-minhodan-
jeongin ile konuşmamız üzerinden yaklaşık yarım saat geçmişti ve ben yarım saattir tavan ile bakışıyordum. yatakta dört dönmüştüm uyuyamıyordum. iç çekerek ayağa kalktım ve yatmadan önce çıkararak komidine koyduğum kol saatime baktım.
saat üç buçuk civarıydı. göz devirerek saatin yanındaki sigara ve çakmağa uzandım. bugün bir tuhaftım normalde uyurdum. resmen kış uykusune yatardım fakat bugün böyle değişik bir şey olmuştu.
odadan çıkarak merdivenlere ilerledim. merdivenlerden inerken dün kahvaltıda bu merdivende yaşanan olay aklıma geldi. hyunjin'in bayılacak gibi olması hem üzücü hem sinir bozucuydu. jisung'un ise bayılma numarası tam bir fiyasko olduğundan oldukça komikti. resmen iki saniyede duygu karışıklığı yaşamıştım.
fazla kafama takmadan salona vardım. salona bağlı olan balkona çıkarak bir kaç saniye gök yüzü ile bakıştım. yıldızlar vardı ve ben bu yıldızları hyunjin'in gözlerinde görmeyi özlemiştim. sigara paketinden bir dal çıkararak dudaklarım arasına aldım. elim ile bariyer oluşturarak yaktıktan sonra çakmağı gelişi güzel fırlattım. hava hafiften esiyordu. hemde baya soğuk esiyordu. buna rağmen üstümde siyah tişört altımda ince bir gri eşofman vardı.
"minho?"
duyduğum ses ile istem dışı gözlerim büyümüştü fakat hemen geri toparlanmıştım. sigarayı dudaklarımdan kurtararak arkama döndüm. sırıtarak hâlâ vermemiş olduğum sigara dumanını karşımdaki çocuğun yüzüne doğru serbet bıraktım.
hyunjin yüzünü buruşturarak burnunun ucunu hafifçe kaşıdı.
"şunu yapma! sigaradan nefret ediyorum."
"ne kadar zıtız hwang."
hyunjin yanıma gelerek yaslanmış olduğum balkon demirine aynı şekilde yaslandı.
"biliyorum lee."
ve zıt kutuplar birbirini çeker hwang hyunjin.

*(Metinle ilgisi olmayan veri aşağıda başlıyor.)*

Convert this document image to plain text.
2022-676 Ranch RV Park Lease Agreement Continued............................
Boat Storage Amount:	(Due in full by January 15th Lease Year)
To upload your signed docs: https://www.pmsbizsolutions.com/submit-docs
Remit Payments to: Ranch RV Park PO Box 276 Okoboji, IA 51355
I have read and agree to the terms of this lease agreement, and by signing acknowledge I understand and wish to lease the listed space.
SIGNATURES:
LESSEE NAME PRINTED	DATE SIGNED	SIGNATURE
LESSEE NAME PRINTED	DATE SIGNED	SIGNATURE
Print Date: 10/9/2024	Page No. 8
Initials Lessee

"bu saatte bu kılık ile bu soğuya sigara içmeye mi çıktın cidden?"
hafifçe kıkırdayarak gözlerimi gök yüzünden çekerek hyunjine çevirdim.
üstünde beyaz bir kazak altında kareli pijama artıdanda bebek mavisi bir hırka.
"eh en azından cingene benzemiyorum."
hyunjin'in sinir olabileceği her şeyi biliyordum ve bilerek onları faaliyet haline getiriyordum.
"sinirlerimle oynama."
iç çekerek kollarını önünde birleştirdi.
"hep böyleydin. söylesene bu sefer neden uyuyamadın lee?"
sigarayı dudağıma götürmek üzere olduğum sırada dona kalmıştım.
"ne?"
hyunjin omuz silkerek dudağını büzdü.
"geceleri sigara içmeye kalktığın zamanlar uyuyamadığın zamanlar oluyor. bilirsin normalde resmen ölü gibi uyursun."
"hah."
ağzımdan istem dışı çıkmıştı bu ses. birbirimiz ile hiç iletişim kurmuyorduk, kurduğumuz zaman ise birbirimize hakaret amaçlı oluyordu. gerçi bu son günler için geçerliydi. o lanet günden sonra.
her ne kadar böyle olsada birbirimizi çok iyi tanıyorduk. bu bir gerçekti.
"sen kahve hazırlamamışsın?"
hyunjin gelen soru ile tek kaşını kaldırdı.
"yo? hazırladım bir kere."
kısık bir kahkaha atarak gülümseyen yüzüm ile hyunjine baktım.